Il presidente del Consiglio, Romano Prodi, e il ministro dell’Economia, Tommaso Padoa-Schioppa, prendono carta e penna e firmano congiuntamente una lettera per difendere pubblicamente la filosofia e l’impostazione del Dpef. Una missiva inviata ai presidenti di Camera e Senato con cui il premier e il titolare delle casse dello Stato si mostrano convinti di essere sulla strada giusta e «certi» che gli italiani comprenderanno.
La genesi del messaggio va ricercata nella necessità di preparare il terreno a un dibattito parlamentare che, a giudicare dalle prime avvisaglie, si annuncia difficile e tormentato. Il premier e il titolare delle casse dello Stato decidono, così, di volare alto. E fissare obiettivi di ampio respiro: «Sbloccare l’Italia dall’intreccio perverso nel quale si è venuta a trovare l’economia» e riportare il Paese nell’alveo delle regole europee. La Finanziaria 2007 servirà anche a questo, scrivono Prodi e Padoa-Schioppa. «Essa sarà di un importo complessivo pari a circa 35 miliardi, di cui 20 destinati alla riduzione del deficit e ben 15 a misure di promozione di crescita, competitività ed equità sociale».

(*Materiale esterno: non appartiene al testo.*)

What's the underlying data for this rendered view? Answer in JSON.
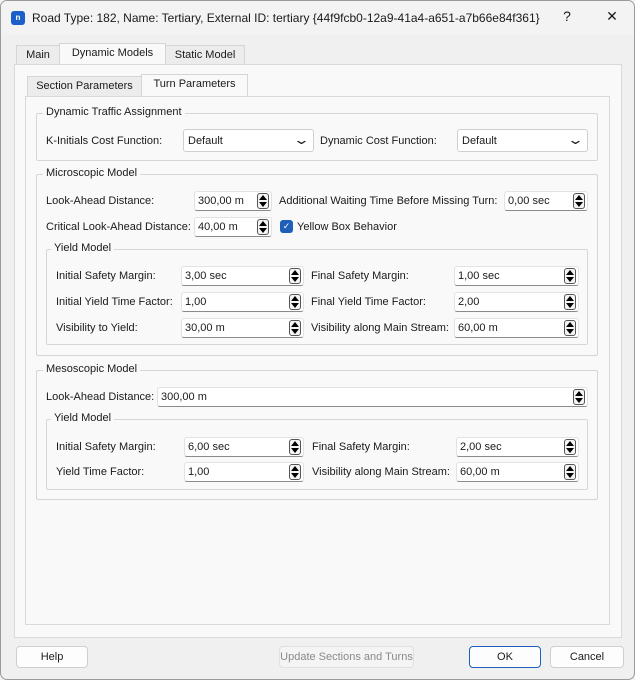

Il governo - si legge ancora nella lettera - mantiene dunque invariati «gli impegni presi con l’Ue per un rientro sotto il 3 per cento del rapporto deficit-Pil già nel 2007 - anno in cui si prevede scenda al 2.8 per cento - e ulteriori correzioni strutturali di mezzo punto percentuale di Pil negli anni successivi». Quindi la lettera entra nel merito della questione forse politicamente più spinosa: la spesa pubblica. Non basterà una politica fiscale più equa - pure perseguita dal governo - per «correggere gli andamenti di fondo della finanza pubblica», scrivono. Si rende «indispensabile» intervenire anche «su tendenze strutturali della spesa pubblica che sono sempre meno favorevoli, in particolare su quattro grandi comparti - sistema pensionistico, servizio sanitario, amministrazioni pubbliche, finanza degli enti decentrati - che ne rappresentano circa l’80 per cento». Intervenire sulla spesa pubblica vuol dire mettere mano a «ognuno dei quattro grandi comparti» che «presenta al suo interno squilibri, inefficienze, duplicazioni e arretratezze che richiedono, di per sé, interventi correttivi». Un’operazione inevitabile, quella di correzione degli sprechi. Perché «se pure non fosse costretta a ridurre il deficit e ad alleggerire il debito, l’Italia dovrebbe comunque porre mano a una riqualificazione della spesa pubblica per poter destinare più risorse a nuove infrastrutture, ricerca, politiche di solidarietà sociale e cultura».